Home of Drifting Star Found

By listening to the "ringing" of a nearby planet-harboring star, astronomers have for the first time identified the birthplace of one of our galaxy's many drifting stars.

The yellow-orange star Iota Horologii, located 56 light-years away near the southern-sky constellation Horologium ("The Clock"), was discovered to harbor a planet about two times the size of Jupiter in 1999.

But until now, scientists were unable to identify the exact characteristics of the star, or where in the galaxy it had formed.

The star currently resides in the "Hyades stream," a large number of stars that move in the same direction, many of which are thought to be so-called "drifting stars" — stars that were displaced from their birthplace. The new method used by the team of astronomers to identify Iota Horologii's stellar parentage involves studying how sound waves move through a star.

The approach could be used to ID other orphaned stars — estimated to make up about 20 percent of the stars within 1,000 light-years of the sun — and shed more light on how these stars move in the galaxy.

Good vibrations

Sylvie Vauclair of the University of Toulouse in France and her team of astronomers used a technique called "asteroseismology" to unlock the elusive properties of the star.

"In the same way as geologists monitor how seismic waves generated by earthquakes propagate through the Earth and learn about the inner structure of our planet, it is possible to study sound waves running through a star," Vauclair explained.

This "ringing" of the star gives scientists information about the physical conditions in the star's interior. With observations taken from the HARPS spectrograph, which is mounted on the European Southern Observatory's 3.6-meter telescope at La Silla, Chile, up to 25 "notes" were identified by the team.

"You can analyze the sound and analyze the harmonies, and you can get the harmonies of the star," Vauclair said. "And different stars have different harmonies."

These notes gave the astronomers a precise portrait of the star: its temperature is 6,150 Kelvin, its mass is 1.25 times that of the Sun, and it is 625 million years old. It is also 1.5 times as metal-rich as the sun, which was the clue astronomers needed to figure out where the star came from — the Hyades cluster.

"Iota Horologii has the same metal abundance and age as the Hyades cluster," Vauclair said, adding that "the chance is really low that it's a coincidence."

The team's findings are detailed in a Letter to the Editor in the journal Astronomy and Astrophysics.

Drifters

Other stellar drifters inhabit these so-called "streams" that travel with the same velocity as nearby clusters, with some of them suspected to have formed in the cluster. In the Hyades stream, previous research has shown that "most of the stars have not been formed in the Hyades," Vauclair said. Only about 15 percent were estimated to come from the Hyades cluster.

"This guy [Iota Horologii] would be one of this 15 percent," Vauclair told SPACE.com. "I think it's the first star for which we have this result."

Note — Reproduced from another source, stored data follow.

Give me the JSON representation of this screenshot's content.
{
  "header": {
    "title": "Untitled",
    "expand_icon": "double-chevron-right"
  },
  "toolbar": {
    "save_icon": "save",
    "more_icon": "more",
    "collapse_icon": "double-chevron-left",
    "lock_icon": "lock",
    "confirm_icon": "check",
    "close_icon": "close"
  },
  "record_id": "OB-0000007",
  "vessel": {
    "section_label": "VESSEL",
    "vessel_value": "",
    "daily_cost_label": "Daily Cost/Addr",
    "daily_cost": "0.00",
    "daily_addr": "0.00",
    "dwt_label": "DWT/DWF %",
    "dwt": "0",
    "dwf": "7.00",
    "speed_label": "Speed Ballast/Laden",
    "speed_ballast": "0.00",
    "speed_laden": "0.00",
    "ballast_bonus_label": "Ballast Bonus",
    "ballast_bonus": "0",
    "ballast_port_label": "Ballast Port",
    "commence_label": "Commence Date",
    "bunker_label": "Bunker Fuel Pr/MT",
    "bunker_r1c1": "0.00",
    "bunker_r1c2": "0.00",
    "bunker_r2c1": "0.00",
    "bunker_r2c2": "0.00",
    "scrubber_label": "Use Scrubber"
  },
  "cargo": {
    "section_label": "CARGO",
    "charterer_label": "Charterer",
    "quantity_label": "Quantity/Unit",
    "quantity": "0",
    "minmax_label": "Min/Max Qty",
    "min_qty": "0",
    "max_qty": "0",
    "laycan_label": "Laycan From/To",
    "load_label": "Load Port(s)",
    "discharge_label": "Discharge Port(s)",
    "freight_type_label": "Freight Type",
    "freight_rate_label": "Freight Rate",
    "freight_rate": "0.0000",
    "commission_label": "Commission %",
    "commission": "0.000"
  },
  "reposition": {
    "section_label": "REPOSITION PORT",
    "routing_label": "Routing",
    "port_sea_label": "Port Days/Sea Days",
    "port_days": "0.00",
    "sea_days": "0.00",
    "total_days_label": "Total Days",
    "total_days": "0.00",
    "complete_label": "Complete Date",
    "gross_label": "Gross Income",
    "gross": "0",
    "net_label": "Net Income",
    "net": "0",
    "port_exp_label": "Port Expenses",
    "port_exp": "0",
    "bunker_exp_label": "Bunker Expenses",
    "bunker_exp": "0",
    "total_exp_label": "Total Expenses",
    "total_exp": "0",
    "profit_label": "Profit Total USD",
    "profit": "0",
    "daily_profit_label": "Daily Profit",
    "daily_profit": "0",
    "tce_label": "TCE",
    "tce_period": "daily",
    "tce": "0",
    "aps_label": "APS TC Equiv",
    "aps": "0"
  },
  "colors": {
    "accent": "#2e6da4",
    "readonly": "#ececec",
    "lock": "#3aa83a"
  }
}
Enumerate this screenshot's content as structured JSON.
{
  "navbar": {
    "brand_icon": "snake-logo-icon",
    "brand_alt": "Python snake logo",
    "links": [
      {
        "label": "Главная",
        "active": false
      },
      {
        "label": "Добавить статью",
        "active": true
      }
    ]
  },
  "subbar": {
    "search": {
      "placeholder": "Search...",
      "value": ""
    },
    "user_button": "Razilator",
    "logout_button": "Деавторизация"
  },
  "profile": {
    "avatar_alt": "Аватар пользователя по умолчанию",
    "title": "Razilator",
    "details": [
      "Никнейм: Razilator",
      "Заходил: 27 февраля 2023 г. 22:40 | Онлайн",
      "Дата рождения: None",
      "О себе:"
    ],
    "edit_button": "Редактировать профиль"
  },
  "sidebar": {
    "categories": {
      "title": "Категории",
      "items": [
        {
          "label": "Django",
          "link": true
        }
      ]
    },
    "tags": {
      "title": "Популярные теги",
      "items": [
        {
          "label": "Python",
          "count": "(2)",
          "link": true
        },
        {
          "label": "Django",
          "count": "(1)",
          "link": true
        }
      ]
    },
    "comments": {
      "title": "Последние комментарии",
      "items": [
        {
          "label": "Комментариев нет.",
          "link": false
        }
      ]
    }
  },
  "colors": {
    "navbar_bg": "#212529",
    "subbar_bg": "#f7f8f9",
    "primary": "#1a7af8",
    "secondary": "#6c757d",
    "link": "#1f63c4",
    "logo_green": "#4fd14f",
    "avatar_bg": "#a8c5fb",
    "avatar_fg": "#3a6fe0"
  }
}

Vauclair says the star must have formed together with the other stars of the Hyades cluster, but then must have slowly drifted away, to its current spot more than 130 light-years from its birthplace.

Previous research has shown that quite a few stars follow unusual trajectories compared to most stars, which orbit the Milky Way's center. It is thought that the wanderers may be gravitationally stirred by the spiral arms of the galaxy, which could deflect the motions of the stars. The stars may eventually get sucked into other arrangements of stars with more normal paths around the galactic center, which is thought to have happened to most of the stars in the Hyades stream, Vauclair said.

Plenty of other clusters have associated streams, and the same method that Vauclair and her team used to ID Iota Horologii could be used to pinpoint where other stars came from, shedding light on how they got to where they are now, she said.